Pakistan’s economy is showing signs of recovery, with the Finance Minister announcing a projected GDP growth of 2.7% for the fiscal year 2024-25. This comes as the country’s total debt has surged to PRs 76,000 billion in the first nine months of the current fiscal year. The economic survey, released ahead of the upcoming budget, highlights both challenges and improvements in various economic indicators, suggesting a cautious optimism for the future.

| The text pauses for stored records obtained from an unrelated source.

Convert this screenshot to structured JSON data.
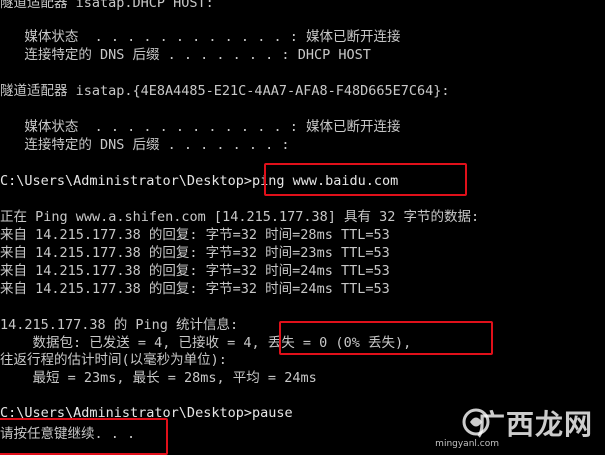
{
  "console": {
    "lines": [
      "隧道适配器 isatap.DHCP HOST:",
      "",
      "   媒体状态  . . . . . . . . . . . . : 媒体已断开连接",
      "   连接特定的 DNS 后缀 . . . . . . . : DHCP HOST",
      "",
      "隧道适配器 isatap.{4E8A4485-E21C-4AA7-AFA8-F48D665E7C64}:",
      "",
      "   媒体状态  . . . . . . . . . . . . : 媒体已断开连接",
      "   连接特定的 DNS 后缀 . . . . . . . :",
      "",
      "C:\\Users\\Administrator\\Desktop>ping www.baidu.com",
      "",
      "正在 Ping www.a.shifen.com [14.215.177.38] 具有 32 字节的数据:",
      "来自 14.215.177.38 的回复: 字节=32 时间=28ms TTL=53",
      "来自 14.215.177.38 的回复: 字节=32 时间=23ms TTL=53",
      "来自 14.215.177.38 的回复: 字节=32 时间=24ms TTL=53",
      "来自 14.215.177.38 的回复: 字节=32 时间=24ms TTL=53",
      "",
      "14.215.177.38 的 Ping 统计信息:",
      "    数据包: 已发送 = 4, 已接收 = 4, 丢失 = 0 (0% 丢失),",
      "往返行程的估计时间(以毫秒为单位):",
      "    最短 = 23ms, 最长 = 28ms, 平均 = 24ms",
      "",
      "C:\\Users\\Administrator\\Desktop>pause",
      "请按任意键继续. . ."
    ]
  },
  "watermark": {
    "brand": "广西龙网",
    "domain": "mingyanl.com"
  },
  "colors": {
    "background": "#000000",
    "text": "#c8c8c8",
    "highlight": "#e0101a"
  }
}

Debt Levels and Economic Growth

According to the recent economic survey, Pakistan’s total debt has reached PRs 76,000 billion, a significant figure that includes PRs 51,500 billion from domestic banks and PRs 24,500 billion from external borrowing. This increase in debt reflects the financial constraints the country faces as it navigates economic recovery. Finance Minister Muhammad Aurangzeb emphasized that despite these challenges, the economy is on a path to recovery, with GDP growth rebounding from a contraction of -0.2% in 2023 to a projected 2.5% in 2024. The government aims for a growth rate of 2.7% for the upcoming fiscal year, indicating a gradual but steady recovery.

The survey serves as a crucial pre-budget document, outlining the government’s economic achievements and strategies for the fiscal year 2024-25, which begins on July 1. Aurangzeb noted that the recovery is not only a national concern but also reflects global economic trends, with the worldwide GDP growth estimated at 2.8%. This context underscores the importance of sustainable growth strategies as Pakistan seeks to stabilize its economy.

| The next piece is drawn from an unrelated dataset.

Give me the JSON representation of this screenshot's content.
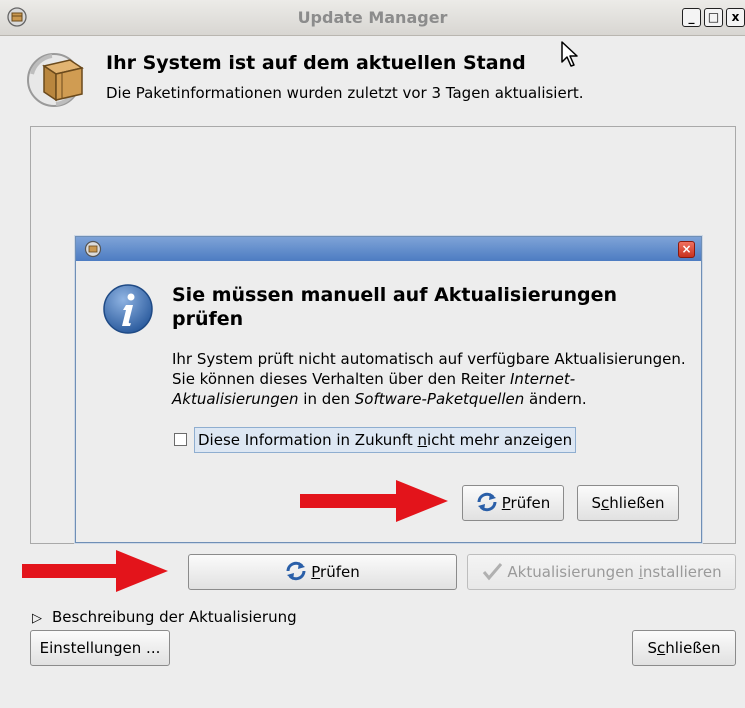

Current Account Surplus and Remittances

During the press briefing, Finance Minister Aurangzeb highlighted positive developments in the current account, which recorded a surplus of $1.9 billion from July to April of FY25. This surplus is attributed to robust IT exports, which amounted to approximately $3.5 billion. The minister expressed optimism about remittances, projecting that they will reach between $37 billion and $38 billion by the end of the fiscal year, a notable increase from $27 billion two years ago. This influx of remittances is vital for bolstering the economy and supporting consumer spending.

The current account surplus and rising remittances are encouraging signs for Pakistan’s economic landscape. They indicate a potential for improved foreign exchange reserves, which are crucial for maintaining economic stability. The government is focusing on leveraging these positive trends to foster a more resilient economy.

Macroeconomic Indicators and Future Outlook

In terms of macroeconomic metrics, the Finance Minister reported that the public debt-to-GDP ratio has improved from 68% to 65%. This reduction is a positive indicator of the government’s efforts to manage debt levels more effectively. Additionally, foreign exchange reserves have increased significantly, reaching $16.64 billion in 2025. The State Bank of Pakistan holds $11.5 billion, while commercial banks possess $5.14 billion. This improvement in reserves is a stark contrast to the previous year when the country had only two weeks’ worth of import coverage.

Looking ahead, Aurangzeb described the upcoming fiscal year as a potential “turnaround story” for Pakistan. He indicated that the budget may be structured to align with International Monetary Fund (IMF) requirements, which could further stabilize the economy. The government’s focus on sustainable growth and adherence to fiscal discipline will be critical as Pakistan aims to navigate its economic challenges and capitalize on emerging opportunities.